After the clashes between white nationalists and counter-protesters in Charlottesville, Va. over the weekend, U.S. President Donald Trump was widely criticized for his vague public response to the events.
Initially on Saturday, the president refused to acknowledge the actions of neo-Nazi groups and white supremacists, one of whom drove a car into a crowd of demonstrators, killing 32-year-old Heather Heyer.
Instead, Trump said “many sides” were to blame for the violence.
Then in a not-so-quick turnabout on Monday, he made a statement condemning the very groups he did not mention two days earlier.
In a prepared script that Trump stuck to, he then called out neo-Nazis, the Ku Klux Klan, and other white supremacist groups as being “repugnant,” with no place for them in America.
All seemed relatively good again in the Trump White House, until yesterday’s dreaded press conference.

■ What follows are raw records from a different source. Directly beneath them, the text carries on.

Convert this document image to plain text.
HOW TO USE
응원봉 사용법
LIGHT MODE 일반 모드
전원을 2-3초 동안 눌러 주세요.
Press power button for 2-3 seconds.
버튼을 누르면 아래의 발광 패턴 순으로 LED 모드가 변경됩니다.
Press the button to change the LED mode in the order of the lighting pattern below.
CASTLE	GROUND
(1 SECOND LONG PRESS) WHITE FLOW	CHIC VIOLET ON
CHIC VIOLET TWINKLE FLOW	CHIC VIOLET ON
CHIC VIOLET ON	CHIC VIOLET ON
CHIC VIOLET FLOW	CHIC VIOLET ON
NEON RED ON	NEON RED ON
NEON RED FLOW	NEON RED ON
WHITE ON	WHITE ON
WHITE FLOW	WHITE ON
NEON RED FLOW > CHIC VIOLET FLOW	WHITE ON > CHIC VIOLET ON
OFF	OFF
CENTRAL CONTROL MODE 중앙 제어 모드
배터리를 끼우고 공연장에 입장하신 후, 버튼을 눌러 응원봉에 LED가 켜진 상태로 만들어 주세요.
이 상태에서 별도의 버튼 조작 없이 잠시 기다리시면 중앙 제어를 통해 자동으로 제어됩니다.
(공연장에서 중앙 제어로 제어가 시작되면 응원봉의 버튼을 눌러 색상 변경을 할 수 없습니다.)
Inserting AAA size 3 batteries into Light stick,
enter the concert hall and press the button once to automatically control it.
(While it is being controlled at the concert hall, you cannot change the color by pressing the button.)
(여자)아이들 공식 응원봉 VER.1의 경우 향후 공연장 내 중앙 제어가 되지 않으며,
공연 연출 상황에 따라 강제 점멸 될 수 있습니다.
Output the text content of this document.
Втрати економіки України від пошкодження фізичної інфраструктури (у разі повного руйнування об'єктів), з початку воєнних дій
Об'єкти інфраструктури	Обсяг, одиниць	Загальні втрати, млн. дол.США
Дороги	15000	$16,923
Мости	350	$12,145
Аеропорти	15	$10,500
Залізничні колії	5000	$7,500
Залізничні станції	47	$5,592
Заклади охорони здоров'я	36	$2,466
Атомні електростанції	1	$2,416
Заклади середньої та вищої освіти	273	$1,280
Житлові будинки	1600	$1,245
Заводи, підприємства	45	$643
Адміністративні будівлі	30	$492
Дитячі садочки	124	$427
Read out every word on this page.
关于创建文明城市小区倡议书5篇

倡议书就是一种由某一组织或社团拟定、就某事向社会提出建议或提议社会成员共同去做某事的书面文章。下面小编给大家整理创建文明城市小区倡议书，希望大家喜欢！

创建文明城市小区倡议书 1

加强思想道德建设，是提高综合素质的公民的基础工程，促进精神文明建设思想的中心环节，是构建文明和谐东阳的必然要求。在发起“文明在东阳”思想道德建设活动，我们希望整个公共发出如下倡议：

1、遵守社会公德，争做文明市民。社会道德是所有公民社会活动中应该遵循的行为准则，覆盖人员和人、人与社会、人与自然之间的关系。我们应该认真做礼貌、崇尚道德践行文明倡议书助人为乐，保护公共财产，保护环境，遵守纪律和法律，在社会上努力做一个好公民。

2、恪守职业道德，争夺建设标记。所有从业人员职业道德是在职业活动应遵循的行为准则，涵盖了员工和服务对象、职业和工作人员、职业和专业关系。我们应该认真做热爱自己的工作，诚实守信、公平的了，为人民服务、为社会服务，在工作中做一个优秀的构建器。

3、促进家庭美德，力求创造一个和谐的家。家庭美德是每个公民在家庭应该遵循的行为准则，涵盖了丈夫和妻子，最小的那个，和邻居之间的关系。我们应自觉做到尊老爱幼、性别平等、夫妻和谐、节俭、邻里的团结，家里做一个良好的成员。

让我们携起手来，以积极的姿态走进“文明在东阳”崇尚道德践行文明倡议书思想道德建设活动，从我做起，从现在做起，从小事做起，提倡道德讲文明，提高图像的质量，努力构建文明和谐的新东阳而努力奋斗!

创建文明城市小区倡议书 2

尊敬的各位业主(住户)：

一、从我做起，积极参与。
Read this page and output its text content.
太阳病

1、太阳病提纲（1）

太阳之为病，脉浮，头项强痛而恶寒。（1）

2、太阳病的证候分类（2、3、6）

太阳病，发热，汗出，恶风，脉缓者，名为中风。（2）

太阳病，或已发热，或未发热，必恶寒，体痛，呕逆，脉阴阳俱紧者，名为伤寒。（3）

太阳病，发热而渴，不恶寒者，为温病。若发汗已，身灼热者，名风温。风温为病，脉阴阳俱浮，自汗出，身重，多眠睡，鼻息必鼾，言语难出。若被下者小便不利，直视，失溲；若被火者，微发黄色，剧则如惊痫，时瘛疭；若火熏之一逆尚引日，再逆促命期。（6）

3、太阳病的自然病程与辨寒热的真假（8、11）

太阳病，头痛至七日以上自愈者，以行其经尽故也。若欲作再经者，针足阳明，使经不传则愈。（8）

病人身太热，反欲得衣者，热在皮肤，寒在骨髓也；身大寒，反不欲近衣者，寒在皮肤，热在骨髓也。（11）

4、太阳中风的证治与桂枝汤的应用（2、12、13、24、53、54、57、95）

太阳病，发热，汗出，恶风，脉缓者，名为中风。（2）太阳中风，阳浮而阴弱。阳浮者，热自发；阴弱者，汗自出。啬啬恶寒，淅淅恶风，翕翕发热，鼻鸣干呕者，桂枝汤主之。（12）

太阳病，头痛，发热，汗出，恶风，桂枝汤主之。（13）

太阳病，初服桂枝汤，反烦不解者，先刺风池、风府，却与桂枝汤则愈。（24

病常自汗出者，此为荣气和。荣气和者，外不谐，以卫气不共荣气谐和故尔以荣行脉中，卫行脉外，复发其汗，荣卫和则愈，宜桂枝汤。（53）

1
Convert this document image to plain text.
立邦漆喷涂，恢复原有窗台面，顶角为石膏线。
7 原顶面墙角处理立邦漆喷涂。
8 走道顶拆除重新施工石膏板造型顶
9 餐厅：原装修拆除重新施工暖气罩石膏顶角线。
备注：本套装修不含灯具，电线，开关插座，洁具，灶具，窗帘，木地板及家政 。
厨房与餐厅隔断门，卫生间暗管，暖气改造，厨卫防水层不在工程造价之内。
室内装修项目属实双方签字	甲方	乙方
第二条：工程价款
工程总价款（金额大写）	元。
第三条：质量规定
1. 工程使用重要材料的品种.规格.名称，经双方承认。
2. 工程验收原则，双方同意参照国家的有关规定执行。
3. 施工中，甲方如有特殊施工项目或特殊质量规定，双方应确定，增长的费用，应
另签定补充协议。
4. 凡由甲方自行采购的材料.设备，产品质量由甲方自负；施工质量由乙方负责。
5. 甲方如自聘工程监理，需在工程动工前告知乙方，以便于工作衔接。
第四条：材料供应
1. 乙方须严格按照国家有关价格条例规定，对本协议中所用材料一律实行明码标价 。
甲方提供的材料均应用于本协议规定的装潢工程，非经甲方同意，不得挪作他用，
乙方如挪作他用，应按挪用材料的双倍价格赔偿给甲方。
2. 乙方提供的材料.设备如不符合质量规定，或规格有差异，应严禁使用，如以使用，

When pressed by reporters to explain his recent responses, in classic Trump style, he bit the bait and staunchly defended his initial comments, again repeating “both sides” were culpable.
What Trump seems to forget in his “both sides” analogy is that historically the “alt-left” (as he strangely dubbed it) hasn’t been linked to ethnic cleansing via the gas chamber or lynching.
We can’t say that about the neo-Nazis or KKK who claim the “alt-right.”
The president seems oblivious to the reasons for defeating the Nazis back in World War II.
Or were “both sides” to blame then, too?